Booker shrugged. "Such is life."

"So when did you die?" Nile asked.

"Nineteen forty-two," Booker said. "I fell off a boat near Guam and, ironically given the situation with Quynh, I drowned. I did not know how to swim. The only dangers I have faced have been with them."

Andy screened her eyes and tried to stifle laughter. Very tightly, she said, "Nile, we have since adopted a policy of extensive training for new people."

Nicky said, "We did not do right by Booker."

Joe said, "It's amazing he didn't ditch us more often."

Booker said, "Your company was rather … unrewarding. Especially at first." He looked to Nile. "There was a great deal of learning by doing, or having done to me."

"Yeah," she said slowly. "Well. They've improved a lot. They've been trying to train me."

Booker nodded. "Listen to them. I did not."

Nile nodded. "But I thought you said you … what happened in 1812?"

Booker shook his head. "That is a whole second story, most of which is unpleasant. I became immortal then."

"He died," Andy said.

"I became immortal then," Booker repeated. "I was hung. I was reported dead. I escaped later."

"He died," Andy repeated. Booker made a disgusted noise and a dismissive wave of his hand.

Andy sniffed the air twice. Nicky moved into the kitchen. "Yes, you are right," he said, although Andy hadn't said anything. "The food will be ready soon."

"And when it is," Joe said, "we can eat outside. I'll get the table set up." Andy moved to help him.

Booker turned to Nile.

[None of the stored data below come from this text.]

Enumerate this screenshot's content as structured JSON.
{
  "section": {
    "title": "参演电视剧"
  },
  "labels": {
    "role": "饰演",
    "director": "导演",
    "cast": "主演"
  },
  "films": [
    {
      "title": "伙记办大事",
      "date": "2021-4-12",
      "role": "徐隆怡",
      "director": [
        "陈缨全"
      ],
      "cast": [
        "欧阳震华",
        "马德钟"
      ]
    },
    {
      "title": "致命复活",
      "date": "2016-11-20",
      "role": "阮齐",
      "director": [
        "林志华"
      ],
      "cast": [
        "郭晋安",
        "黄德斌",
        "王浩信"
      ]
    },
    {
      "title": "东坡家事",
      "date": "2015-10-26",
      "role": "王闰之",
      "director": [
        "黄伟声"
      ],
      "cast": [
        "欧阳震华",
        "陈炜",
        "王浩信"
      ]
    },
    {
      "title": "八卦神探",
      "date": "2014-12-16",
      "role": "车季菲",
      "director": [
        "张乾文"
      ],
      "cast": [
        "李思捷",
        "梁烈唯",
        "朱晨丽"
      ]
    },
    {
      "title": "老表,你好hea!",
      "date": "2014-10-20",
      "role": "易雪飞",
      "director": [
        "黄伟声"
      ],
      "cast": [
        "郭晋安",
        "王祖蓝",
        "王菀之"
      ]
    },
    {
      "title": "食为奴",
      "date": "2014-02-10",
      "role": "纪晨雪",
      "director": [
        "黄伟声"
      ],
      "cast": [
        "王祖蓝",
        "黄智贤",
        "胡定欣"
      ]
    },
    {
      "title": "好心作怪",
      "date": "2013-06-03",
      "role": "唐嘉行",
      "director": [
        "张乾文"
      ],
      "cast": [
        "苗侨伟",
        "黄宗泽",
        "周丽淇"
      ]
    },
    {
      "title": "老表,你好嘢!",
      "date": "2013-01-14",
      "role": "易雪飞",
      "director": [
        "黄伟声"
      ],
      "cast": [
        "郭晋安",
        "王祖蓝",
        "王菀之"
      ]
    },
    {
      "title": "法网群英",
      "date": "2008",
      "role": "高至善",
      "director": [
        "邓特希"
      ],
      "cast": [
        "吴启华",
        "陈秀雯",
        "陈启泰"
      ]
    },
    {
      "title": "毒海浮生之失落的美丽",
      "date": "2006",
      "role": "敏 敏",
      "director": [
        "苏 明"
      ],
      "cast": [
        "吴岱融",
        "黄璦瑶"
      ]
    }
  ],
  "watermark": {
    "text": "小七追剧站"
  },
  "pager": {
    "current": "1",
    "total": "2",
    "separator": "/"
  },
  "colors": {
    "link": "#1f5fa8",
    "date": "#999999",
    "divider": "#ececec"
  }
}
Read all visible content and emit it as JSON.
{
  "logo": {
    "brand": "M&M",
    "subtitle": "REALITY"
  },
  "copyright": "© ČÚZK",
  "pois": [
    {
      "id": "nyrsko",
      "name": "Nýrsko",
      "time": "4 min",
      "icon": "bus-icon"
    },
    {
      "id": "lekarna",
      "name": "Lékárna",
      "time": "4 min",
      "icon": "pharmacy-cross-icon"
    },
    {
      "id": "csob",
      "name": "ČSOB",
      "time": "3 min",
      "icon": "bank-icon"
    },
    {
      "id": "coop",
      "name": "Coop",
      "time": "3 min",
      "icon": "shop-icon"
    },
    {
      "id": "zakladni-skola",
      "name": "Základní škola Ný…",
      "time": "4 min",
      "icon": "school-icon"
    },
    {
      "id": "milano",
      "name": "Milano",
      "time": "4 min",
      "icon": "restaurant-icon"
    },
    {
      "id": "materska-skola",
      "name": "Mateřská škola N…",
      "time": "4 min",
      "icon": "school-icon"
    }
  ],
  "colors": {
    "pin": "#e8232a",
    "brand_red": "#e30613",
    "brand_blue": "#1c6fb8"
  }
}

He ticked off his fingers as he spoke. "There was the family I was born in, the family I was betrothed to, the one on the streets, the mother of Henri and Rene, the mother of Jean-Pierre, and this one."

"You were betrothed to … what was her name? Lilly?"

"Lille, yes. Only for a few weeks before her illness, but still, they welcomed me as one of them." He regarded his fingers – all curled in but only his pinkie finger touching his palm. "Six."

Nile looked at Andy, who shrugged one shoulder as she carried plates outside and said, "Depending on how you count it."

Nile said, "We get to define who's family. And if he says six, then it's six."